Tradicionalmente, a chamada economia do mar aborda isoladamente – em silos hermeticamente fechados – atividades como a pesca, a exploração de hidrocarbonetos, o turismo, a logística, a investigação marinha, a biotecnologia, a construção naval, a segurança e a produção de energia oceânica. Já a Economia Azul, enquanto conceito e princípio, tem a ambição de tratar de forma integrada e sustentável cada um destes setores, tendo presente que as referidas atividades económicas tanto podem gerar sinergias entre os respetivos agentes, como externalidades negativas (p.e. a sobre-exploração pesqueira agride o ecossistema marinho) que, naturalmente, carecem de mecanismos de equilíbrio.
A Economia Azul foi pela primeira vez discutida na cimeira do “Rio +20” (UN), em 2012, tendo como protagonistas os países costeiros e as ilhas-Estado.

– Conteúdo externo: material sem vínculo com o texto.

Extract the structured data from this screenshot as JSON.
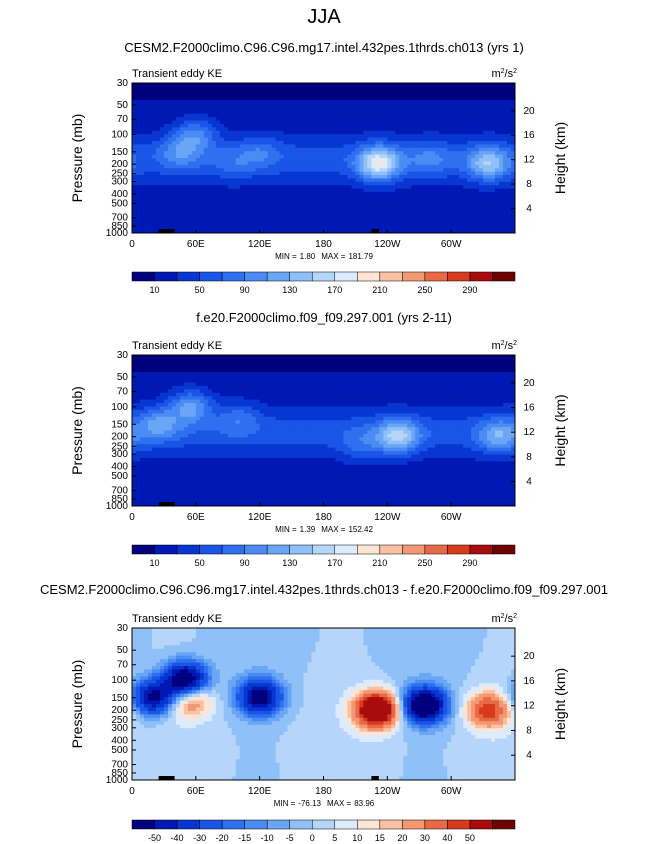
{
  "page_title": "JJA",
  "colors": {
    "ke_scale": [
      "#00007f",
      "#0018b4",
      "#0836d0",
      "#1a55e6",
      "#2f70f0",
      "#4a8cf4",
      "#6aa6f6",
      "#8fc0f8",
      "#b5d6fa",
      "#dcebfd",
      "#fde4d3",
      "#f9c0a1",
      "#f29872",
      "#e86a45",
      "#d83a1e",
      "#a80c0c",
      "#6d0303"
    ],
    "diff_scale": [
      "#00007f",
      "#0018b4",
      "#0836d0",
      "#1a55e6",
      "#2f70f0",
      "#4a8cf4",
      "#6aa6f6",
      "#8fc0f8",
      "#b5d6fa",
      "#dcebfd",
      "#fde4d3",
      "#f9c0a1",
      "#f29872",
      "#e86a45",
      "#d83a1e",
      "#a80c0c",
      "#6d0303"
    ],
    "terrain": "#000000"
  },
  "chart_data": [
    {
      "type": "heatmap",
      "title": "CESM2.F2000climo.C96.C96.mg17.intel.432pes.1thrds.ch013 (yrs 1)",
      "left_label": "Transient eddy KE",
      "units_base": "m",
      "units_exp": "2",
      "units_mid": "/s",
      "units_exp2": "2",
      "xlabel": "",
      "ylabel": "Pressure (mb)",
      "y2label": "Height (km)",
      "x_ticks": [
        "0",
        "60E",
        "120E",
        "180",
        "120W",
        "60W"
      ],
      "y_ticks": [
        "30",
        "50",
        "70",
        "100",
        "150",
        "200",
        "250",
        "300",
        "400",
        "500",
        "700",
        "850",
        "1000"
      ],
      "y2_ticks": [
        "20",
        "16",
        "12",
        "8",
        "4"
      ],
      "min_label": "MIN =",
      "min_value": "1.80",
      "max_label": "MAX =",
      "max_value": "181.79",
      "levels": [
        "10",
        "50",
        "90",
        "130",
        "170",
        "210",
        "250",
        "290"
      ],
      "level_values": [
        10,
        30,
        50,
        70,
        90,
        110,
        130,
        150,
        170,
        190,
        210,
        230,
        250,
        270,
        290
      ],
      "field": {
        "lon": [
          0,
          30,
          60,
          90,
          120,
          150,
          180,
          210,
          240,
          270,
          300,
          330,
          360
        ],
        "p": [
          30,
          50,
          100,
          150,
          200,
          300,
          400,
          700,
          1000
        ],
        "hotspots": [
          {
            "lon": 60,
            "p": 100,
            "val": 110
          },
          {
            "lon": 45,
            "p": 150,
            "val": 95
          },
          {
            "lon": 120,
            "p": 150,
            "val": 80
          },
          {
            "lon": 232,
            "p": 200,
            "val": 181
          },
          {
            "lon": 335,
            "p": 200,
            "val": 140
          },
          {
            "lon": 95,
            "p": 200,
            "val": 70
          },
          {
            "lon": 280,
            "p": 180,
            "val": 85
          }
        ]
      },
      "background": 55,
      "scale": "ke_scale"
    },
    {
      "type": "heatmap",
      "title": "f.e20.F2000climo.f09_f09.297.001 (yrs 2-11)",
      "left_label": "Transient eddy KE",
      "units_base": "m",
      "units_exp": "2",
      "units_mid": "/s",
      "units_exp2": "2",
      "xlabel": "",
      "ylabel": "Pressure (mb)",
      "y2label": "Height (km)",
      "x_ticks": [
        "0",
        "60E",
        "120E",
        "180",
        "120W",
        "60W"
      ],
      "y_ticks": [
        "30",
        "50",
        "70",
        "100",
        "150",
        "200",
        "250",
        "300",
        "400",
        "500",
        "700",
        "850",
        "1000"
      ],
      "y2_ticks": [
        "20",
        "16",
        "12",
        "8",
        "4"
      ],
      "min_label": "MIN =",
      "min_value": "1.39",
      "max_label": "MAX =",
      "max_value": "152.42",
      "levels": [
        "10",
        "50",
        "90",
        "130",
        "170",
        "210",
        "250",
        "290"
      ],
      "level_values": [
        10,
        30,
        50,
        70,
        90,
        110,
        130,
        150,
        170,
        190,
        210,
        230,
        250,
        270,
        290
      ],
      "field": {
        "lon": [
          0,
          30,
          60,
          90,
          120,
          150,
          180,
          210,
          240,
          270,
          300,
          330,
          360
        ],
        "p": [
          30,
          50,
          100,
          150,
          200,
          300,
          400,
          700,
          1000
        ],
        "hotspots": [
          {
            "lon": 55,
            "p": 100,
            "val": 130
          },
          {
            "lon": 25,
            "p": 150,
            "val": 110
          },
          {
            "lon": 100,
            "p": 130,
            "val": 85
          },
          {
            "lon": 250,
            "p": 200,
            "val": 152
          },
          {
            "lon": 345,
            "p": 200,
            "val": 120
          },
          {
            "lon": 215,
            "p": 250,
            "val": 80
          }
        ]
      },
      "background": 55,
      "scale": "ke_scale"
    },
    {
      "type": "heatmap",
      "title": "CESM2.F2000climo.C96.C96.mg17.intel.432pes.1thrds.ch013 - f.e20.F2000climo.f09_f09.297.001",
      "left_label": "Transient eddy KE",
      "units_base": "m",
      "units_exp": "2",
      "units_mid": "/s",
      "units_exp2": "2",
      "xlabel": "",
      "ylabel": "Pressure (mb)",
      "y2label": "Height (km)",
      "x_ticks": [
        "0",
        "60E",
        "120E",
        "180",
        "120W",
        "60W"
      ],
      "y_ticks": [
        "30",
        "50",
        "70",
        "100",
        "150",
        "200",
        "250",
        "300",
        "400",
        "500",
        "700",
        "850",
        "1000"
      ],
      "y2_ticks": [
        "20",
        "16",
        "12",
        "8",
        "4"
      ],
      "min_label": "MIN =",
      "min_value": "-76.13",
      "max_label": "MAX =",
      "max_value": "83.96",
      "levels": [
        "-50",
        "-40",
        "-30",
        "-20",
        "-15",
        "-10",
        "-5",
        "0",
        "5",
        "10",
        "15",
        "20",
        "30",
        "40",
        "50"
      ],
      "level_values": [
        -50,
        -40,
        -30,
        -20,
        -15,
        -10,
        -5,
        0,
        5,
        10,
        15,
        20,
        30,
        40,
        50
      ],
      "field": {
        "lon": [
          0,
          30,
          60,
          90,
          120,
          150,
          180,
          210,
          240,
          270,
          300,
          330,
          360
        ],
        "p": [
          30,
          50,
          100,
          150,
          200,
          300,
          400,
          700,
          1000
        ],
        "hotspots": [
          {
            "lon": 50,
            "p": 100,
            "val": -70
          },
          {
            "lon": 20,
            "p": 150,
            "val": -55
          },
          {
            "lon": 55,
            "p": 160,
            "val": 30
          },
          {
            "lon": 120,
            "p": 150,
            "val": -60
          },
          {
            "lon": 230,
            "p": 200,
            "val": 84
          },
          {
            "lon": 275,
            "p": 180,
            "val": -76
          },
          {
            "lon": 335,
            "p": 200,
            "val": 45
          }
        ]
      },
      "background": 0,
      "scale": "diff_scale"
    }
  ]
}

Recordo o papel do anterior governo na dinamização deste tema, quer pela via diplomática (com a realização da “Semana Azul”), quer na declarada ambição de aumentar o peso da Economia Azul no PIB, de cerca de 2,7% para 4,5% em 2020.
Num ano de eleições autárquicas importa pensar na Economia Azul como parte da agenda municipal, atendendo ao seu potencial socioeconómico. É expectável que em 2020 a Economia Azul venha a compreender, na UE, cerca de 7 milhões de empregos e um Valor Acrescentado Bruto próximo dos 590 mil milhões de euros. Há, com efeito, um enorme potencial de crescimento da Economia Azul em concelhos que reúnam, ou se proponham reunir, os seguintes ativos: geografia fortemente marítima; capacidade de oferta de atividades de lazer e de recreio no mar; espaço marítimo com elevada biodiversidade; infraestruturas logísticas; empresas de construção e reparação naval; transporte marítimo local (short-sea shipping) e/ou de longo-curso (deep-sea shipping); turismo costeiro e de cruzeiros; escolas e clubes de desporto náutico; e universidades e politécnicos. Fazendo um exercício teórico de mapear os concelhos mais propensos à Economia Azul (e correndo o sério risco de esquecer alguns), surgem de imediato Viana do Castelo, Esposende, Vila do Conde, Matosinhos, Porto, Gaia, Aveiro, Lisboa, Cascais, Almada, Setúbal, Sines, Faro, Ponta Delgada e Funchal.
Nestes municípios, as próximas eleições autárquicas podem e devem constituir um fórum de discussão de políticas públicas para a Economia Azul numa lógica bottom-up, das cidades para o mundo. O desenvolvimento do cluster da Economia Azul nas cidades deverá compreender toda a cadeia de valor: i) planeamento e ordenamento (no sentido de identificar as áreas mais adequadas por tipologia de atividade); ii) conhecimento fundamental e inovação (aproveitando as competências e infraestruturas laboratoriais e universitárias); iii) empreendedorismo (orientando o desenvolvimento de microempresas dedicadas às atividades náuticas); iv) turismo (no sentido de assegurar uma oferta adequada); v) engenharia e serviços náuticos (atividades de inspeção, conservação, reparação e abastecimento das embarcações); vi) ambiente e energia (p.e. dessalinização da água e energia eólica offshore); vii) educação e desporto (de forma a proporcionar uma rede de educação para o desporto náutico); e viii) posicionamento internacional (promovendo o intercâmbio de experiências com outras cidades e desenvolvendo um plano de eventos coerente com as atividades “azuis” da cidade).
Em epítome, o sucesso da Economia Azul no nosso país até pode depender em alguma medida das oportunidades internacionais e do enquadramento legislativo nacional, mas ancora-se na audácia e na capacidade de concretização dos autarcas do litoral.